Schmidt fühlte sich als preußischer Hanseat mit hoch entwickeltem Selbstgefühl, dem es Genugtuung bereitete, die Pflicht zu erfüllen. Seine Werte waren Berechenbarkeit, Machbarkeit, Standhaftigkeit. 'Das sind Sekundärtugenden', hat - ausgerechnet - Oskar Lafontaine gehöhnt: 'Damit kann man auch ein KZ betreiben.'
Damit wurde einem Kanzler erbärmlich Unrecht getan, der sich als erster Angestellter der Republik abgearbeitet hat, bis er - gesundheitlich schwer angeschlagen, von der FDP verraten und der SPD-Linken zermürbt - schleppenden Schrittes am 1. Oktober 1982 nach der Wahl Helmut Kohls zum Kanzler den Bundestag verließ.
HELMUT KOHL 1982-1998
DER EUROPÄER
Helmut Kohl kann es nicht glauben. Da sitzt er am 9. November 1989 beim Diner mit der polnischen Regierung im Warschauer Palais Radziwill, und sein Sprecher Eduard Ackermann meldet: 'Herr Doktor Kohl, halten Sie sich fest: Die DDR-Leute machen die Mauer auf!' 'Das gibt's doch nicht', antwortet Kohl und verbringt eine schlechte Nacht, denn er weiß, dass er 'zur falschen Zeit am falschen Ort' sitzt.
Nächsten Tag fliegt er nach Berlin, wird vor dem Schöneberger Rathaus gnadenlos ausgepfiffen - und gewinnt wenig später mit einem Zehn-Punkte-Plan die Initiative im Entstehungsprozess der deutschen Einheit zurück.

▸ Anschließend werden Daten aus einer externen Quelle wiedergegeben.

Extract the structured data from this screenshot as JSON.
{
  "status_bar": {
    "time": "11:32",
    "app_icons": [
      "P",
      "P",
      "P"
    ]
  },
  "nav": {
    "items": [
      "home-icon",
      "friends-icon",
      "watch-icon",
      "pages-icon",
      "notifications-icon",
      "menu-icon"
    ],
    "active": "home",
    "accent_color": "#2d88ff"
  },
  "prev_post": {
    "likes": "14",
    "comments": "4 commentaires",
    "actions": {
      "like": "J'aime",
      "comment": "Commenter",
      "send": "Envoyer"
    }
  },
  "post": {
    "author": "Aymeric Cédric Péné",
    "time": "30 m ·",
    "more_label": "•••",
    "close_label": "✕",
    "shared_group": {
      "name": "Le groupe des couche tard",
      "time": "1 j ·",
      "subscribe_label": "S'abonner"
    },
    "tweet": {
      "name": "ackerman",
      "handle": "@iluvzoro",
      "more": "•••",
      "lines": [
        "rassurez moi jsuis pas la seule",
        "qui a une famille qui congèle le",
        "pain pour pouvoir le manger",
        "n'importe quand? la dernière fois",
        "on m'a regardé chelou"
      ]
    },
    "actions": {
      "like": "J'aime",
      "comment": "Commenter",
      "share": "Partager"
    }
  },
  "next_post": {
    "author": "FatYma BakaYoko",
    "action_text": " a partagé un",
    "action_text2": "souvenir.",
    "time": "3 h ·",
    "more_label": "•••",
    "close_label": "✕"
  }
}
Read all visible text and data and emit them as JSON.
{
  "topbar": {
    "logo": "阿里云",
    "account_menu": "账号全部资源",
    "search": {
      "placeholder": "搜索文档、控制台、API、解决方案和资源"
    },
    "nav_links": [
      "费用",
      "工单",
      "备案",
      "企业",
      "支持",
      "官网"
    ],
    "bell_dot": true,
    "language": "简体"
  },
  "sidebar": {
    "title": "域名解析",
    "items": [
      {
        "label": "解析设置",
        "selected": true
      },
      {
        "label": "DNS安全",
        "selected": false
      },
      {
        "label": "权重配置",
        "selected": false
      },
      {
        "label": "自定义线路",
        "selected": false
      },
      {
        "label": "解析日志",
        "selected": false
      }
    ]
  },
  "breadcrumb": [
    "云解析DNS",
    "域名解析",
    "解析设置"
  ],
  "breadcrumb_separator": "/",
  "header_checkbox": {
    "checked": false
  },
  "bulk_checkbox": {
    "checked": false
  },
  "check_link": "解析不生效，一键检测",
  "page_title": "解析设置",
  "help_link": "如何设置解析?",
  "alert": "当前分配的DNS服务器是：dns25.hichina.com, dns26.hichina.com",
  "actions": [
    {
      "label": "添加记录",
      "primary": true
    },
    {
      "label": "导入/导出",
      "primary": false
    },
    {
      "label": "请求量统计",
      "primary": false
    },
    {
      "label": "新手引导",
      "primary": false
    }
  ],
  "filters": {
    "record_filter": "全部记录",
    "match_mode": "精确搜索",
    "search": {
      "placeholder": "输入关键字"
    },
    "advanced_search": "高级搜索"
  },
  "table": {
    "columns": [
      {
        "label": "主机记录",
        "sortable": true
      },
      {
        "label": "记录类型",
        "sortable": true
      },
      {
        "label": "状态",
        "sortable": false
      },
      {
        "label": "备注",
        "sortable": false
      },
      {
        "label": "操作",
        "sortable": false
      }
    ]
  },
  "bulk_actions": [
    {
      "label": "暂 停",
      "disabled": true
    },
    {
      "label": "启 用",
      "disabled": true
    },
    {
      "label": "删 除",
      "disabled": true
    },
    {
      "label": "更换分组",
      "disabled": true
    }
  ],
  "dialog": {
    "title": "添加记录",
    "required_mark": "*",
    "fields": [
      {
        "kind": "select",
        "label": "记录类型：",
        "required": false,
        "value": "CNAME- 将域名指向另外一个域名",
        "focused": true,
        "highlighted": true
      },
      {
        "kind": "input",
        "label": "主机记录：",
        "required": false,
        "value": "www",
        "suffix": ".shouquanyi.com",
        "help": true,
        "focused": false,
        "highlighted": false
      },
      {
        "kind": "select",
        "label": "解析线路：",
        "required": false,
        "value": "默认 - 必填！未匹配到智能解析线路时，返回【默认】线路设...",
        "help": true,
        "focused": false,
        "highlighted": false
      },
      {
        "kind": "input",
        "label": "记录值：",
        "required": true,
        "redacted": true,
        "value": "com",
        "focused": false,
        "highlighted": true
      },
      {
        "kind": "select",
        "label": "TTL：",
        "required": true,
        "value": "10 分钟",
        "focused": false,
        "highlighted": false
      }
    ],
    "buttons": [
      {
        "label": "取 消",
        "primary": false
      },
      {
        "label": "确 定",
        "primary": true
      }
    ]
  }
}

Der Kanzler, der mit dem Anspruch auf die 'geistig-moralische Wende' angetreten war, sich bis dahin aber innenpolitisch mehr schlecht als recht durchgestümpert hatte und den einflussreiche Parteifreunde zum Abschuss reif wähnten - dieser Kohl nutzte die ihm unerwartet zugefallene Gunst der historischen Stunde und bewies, dass er weit mehr war als die verspottete 'Walz aus der Pfalz' mit ausschließlichem Talent zur persönlichen Machtsicherung. 'King Kohl' ist damals geboren worden - ein Politiker, der die westlichen Alliierten und die Sowjetunion mit virtuoser Diplomatie auf den Kurs der schnellen Einheit zwang. Kohl war damals mehr als nur Helmut im Glück. Er agierte instinktsicher, mutig und operativ listig. Mit dem Gewinn der Einheit sicherte er sich einen ebenbürtigen Platz neben Adenauer und Brandt.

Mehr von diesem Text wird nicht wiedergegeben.